The icon used by the file tries to make it appear as if the attachment is a text file:

When this file is run (manually), it copies itself to the WINDOWS SYSTEM directory using random filenames (Eg: hiruszomrk.exe)

  • %SYSDIR%\hiruszomrk.exe

(Where %SYSDIR% is the Windows System directory, for example C:\windows\system)

It creates the following registry entry to hook the Windows startup, inserting the previously generated filename:

  • HKEY_LOCAL_MACHINE\Software\Microsoft\Windows\
    CurrentVersion\Run "nhch" = %SYSDIR%\hiruszomrk.exe
  • HKEY_CURRENT_USER\Software\Microsoft\Windows\
    CurrentVersion\Run "nhch" = %SYSDIR%\hiruszomrk.exe

Note: the key "nhch" is also randomly generated.

The virus also uses a DLL that it creates in the Windows System directory using random filenames (Eg: vppu.dll):

  • %SYSDIR%\vppu.dll (8,068 bytes)

The worm enumerates the current running processes.  It attempts to shut down processes with the following names:

  • avp.
  • avp32
  • intrena
  • mcafe
  • navapw
  • navw3
  • norton
  • reged
  • taskmg
  • taskmo

Shared drives propagation

The worm makes copies of itself as .zip archives or .exe in different directories on local and mapped drives. The filenames are random alphabetical names and are 34 Kbytes in size.

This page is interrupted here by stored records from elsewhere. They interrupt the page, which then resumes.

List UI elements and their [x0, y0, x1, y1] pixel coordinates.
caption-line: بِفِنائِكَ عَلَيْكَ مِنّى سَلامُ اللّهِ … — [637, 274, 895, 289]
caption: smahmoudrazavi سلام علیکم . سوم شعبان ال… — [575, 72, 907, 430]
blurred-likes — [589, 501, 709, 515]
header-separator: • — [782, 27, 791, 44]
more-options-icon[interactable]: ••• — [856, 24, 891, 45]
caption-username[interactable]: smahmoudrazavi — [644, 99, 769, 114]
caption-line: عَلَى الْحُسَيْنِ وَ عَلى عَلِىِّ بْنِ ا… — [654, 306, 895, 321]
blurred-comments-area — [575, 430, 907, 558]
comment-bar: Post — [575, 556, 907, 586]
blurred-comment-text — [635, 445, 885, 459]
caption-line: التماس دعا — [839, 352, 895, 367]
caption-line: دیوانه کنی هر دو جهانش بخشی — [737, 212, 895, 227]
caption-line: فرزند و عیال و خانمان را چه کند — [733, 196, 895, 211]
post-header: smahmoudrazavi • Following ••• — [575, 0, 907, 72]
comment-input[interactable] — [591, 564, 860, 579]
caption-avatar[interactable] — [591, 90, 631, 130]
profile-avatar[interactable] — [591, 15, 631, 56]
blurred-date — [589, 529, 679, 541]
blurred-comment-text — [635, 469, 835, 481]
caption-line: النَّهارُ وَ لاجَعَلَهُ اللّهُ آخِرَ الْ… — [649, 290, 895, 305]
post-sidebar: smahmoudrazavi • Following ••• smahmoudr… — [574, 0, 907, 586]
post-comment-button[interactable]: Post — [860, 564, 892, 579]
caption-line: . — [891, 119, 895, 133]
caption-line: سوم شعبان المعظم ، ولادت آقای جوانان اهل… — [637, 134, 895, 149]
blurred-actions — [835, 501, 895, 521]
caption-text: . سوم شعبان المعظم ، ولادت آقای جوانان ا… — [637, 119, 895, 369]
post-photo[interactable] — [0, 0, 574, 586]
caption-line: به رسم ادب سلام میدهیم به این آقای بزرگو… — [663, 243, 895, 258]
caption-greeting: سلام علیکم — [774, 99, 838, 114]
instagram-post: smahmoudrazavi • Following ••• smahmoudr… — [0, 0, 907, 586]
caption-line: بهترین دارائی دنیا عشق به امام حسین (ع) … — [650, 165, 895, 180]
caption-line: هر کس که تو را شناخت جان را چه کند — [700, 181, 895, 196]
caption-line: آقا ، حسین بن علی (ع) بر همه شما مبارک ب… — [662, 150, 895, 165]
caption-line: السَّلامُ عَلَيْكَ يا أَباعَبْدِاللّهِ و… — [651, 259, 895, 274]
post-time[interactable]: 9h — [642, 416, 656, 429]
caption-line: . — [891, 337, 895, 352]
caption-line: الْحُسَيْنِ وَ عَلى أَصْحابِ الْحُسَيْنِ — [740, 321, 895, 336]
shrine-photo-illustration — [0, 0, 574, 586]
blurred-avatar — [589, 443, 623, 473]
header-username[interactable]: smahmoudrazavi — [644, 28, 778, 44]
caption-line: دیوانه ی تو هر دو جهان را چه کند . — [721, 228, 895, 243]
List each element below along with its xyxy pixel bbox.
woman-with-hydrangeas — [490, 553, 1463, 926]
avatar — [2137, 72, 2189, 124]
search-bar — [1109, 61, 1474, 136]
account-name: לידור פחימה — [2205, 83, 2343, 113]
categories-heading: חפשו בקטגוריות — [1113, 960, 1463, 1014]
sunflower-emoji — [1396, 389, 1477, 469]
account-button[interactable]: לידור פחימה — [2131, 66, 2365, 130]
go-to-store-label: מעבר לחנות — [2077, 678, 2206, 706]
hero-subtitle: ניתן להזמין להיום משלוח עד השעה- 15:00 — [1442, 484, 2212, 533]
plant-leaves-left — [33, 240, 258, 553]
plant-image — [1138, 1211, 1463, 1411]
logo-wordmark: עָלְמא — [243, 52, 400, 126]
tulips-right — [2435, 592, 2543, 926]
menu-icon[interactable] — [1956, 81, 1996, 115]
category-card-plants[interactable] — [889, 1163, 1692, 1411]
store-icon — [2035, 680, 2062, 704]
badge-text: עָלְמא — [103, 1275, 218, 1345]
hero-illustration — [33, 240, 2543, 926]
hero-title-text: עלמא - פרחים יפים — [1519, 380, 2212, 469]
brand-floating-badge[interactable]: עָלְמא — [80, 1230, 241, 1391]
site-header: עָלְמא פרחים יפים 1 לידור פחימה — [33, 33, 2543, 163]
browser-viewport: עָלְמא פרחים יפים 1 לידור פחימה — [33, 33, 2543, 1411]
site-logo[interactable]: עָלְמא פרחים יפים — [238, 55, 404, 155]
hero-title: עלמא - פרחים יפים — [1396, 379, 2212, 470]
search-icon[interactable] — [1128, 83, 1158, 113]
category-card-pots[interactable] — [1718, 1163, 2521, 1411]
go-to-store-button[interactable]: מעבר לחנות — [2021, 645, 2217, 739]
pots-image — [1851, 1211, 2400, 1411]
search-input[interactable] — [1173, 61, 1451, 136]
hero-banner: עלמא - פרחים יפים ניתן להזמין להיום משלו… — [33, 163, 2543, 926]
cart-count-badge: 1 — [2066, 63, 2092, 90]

The worm searches local and mapped drives to delete a percentage of files with the following extensions: [*.bmp*, *.avi*, *.jpg*, *.sav*, *.xls*, *.doc*, *.mdb*]

Remote Access Component

The worm listens on port 1080 on the infected machine.  It also opens a list of other ports.  The range of ports are from 3000 ~ 5000.

Denial of Service Component

If the system date is between 17th and 22nd of any month, the worm will perform a denial of service attack against the following websites:

  • www.microsoft.com
  • www.riaa.com

The denial of service executes by creating random number of threads each of which makes a HTTP GET request from random ports on the infected machines to port 80 of the target sites.

   
All Users :
Use specified engine and DAT files for detection and removal.

Stinger
Stinger  has been updated to assist in detecting and repairing this threat.

Additional Windows ME/XP removal considerations

McAfee Security Threatscan:

ThreatScan signatures that can detect the W32/Mydoom.f@MM virus are available from:

ThreatScan Signature version: 2004-02-23

ThreatScan users can detect the virus by running a ThreatScan task using the following settings:

  • Select the "Remote Infection Detection" category and "Windows Virus Checks" template.

-or-

  • Select the "Other" category and "Scan All Vulnerabilities" template.

For additional information:
Run the "ThreatScan Template Report"
Look for module number #4065

ThreatScan users can also detect the virus by running a Resource Discovery Task using the following settings:

-Select TCP Port scan
-Enter ports: 1080,3000-5000

McAfee IntruShield
McAfee Intrushield may detect W32/Mydoom.f@MM traffic with one of the following signatures:
  • SMTP: Worm Detected in Attachment
  • STMP: Possible Virus Attachment File with Double Extension

In addition, an additional W32/Mydoom.f@MM signature was released on 2/24/2004.

McAfee Security Desktop Firewall
To prevent possible remote access McAfee Desktop Firewall users can temporarily block incoming TCP port 1080, and ports 3000-5000.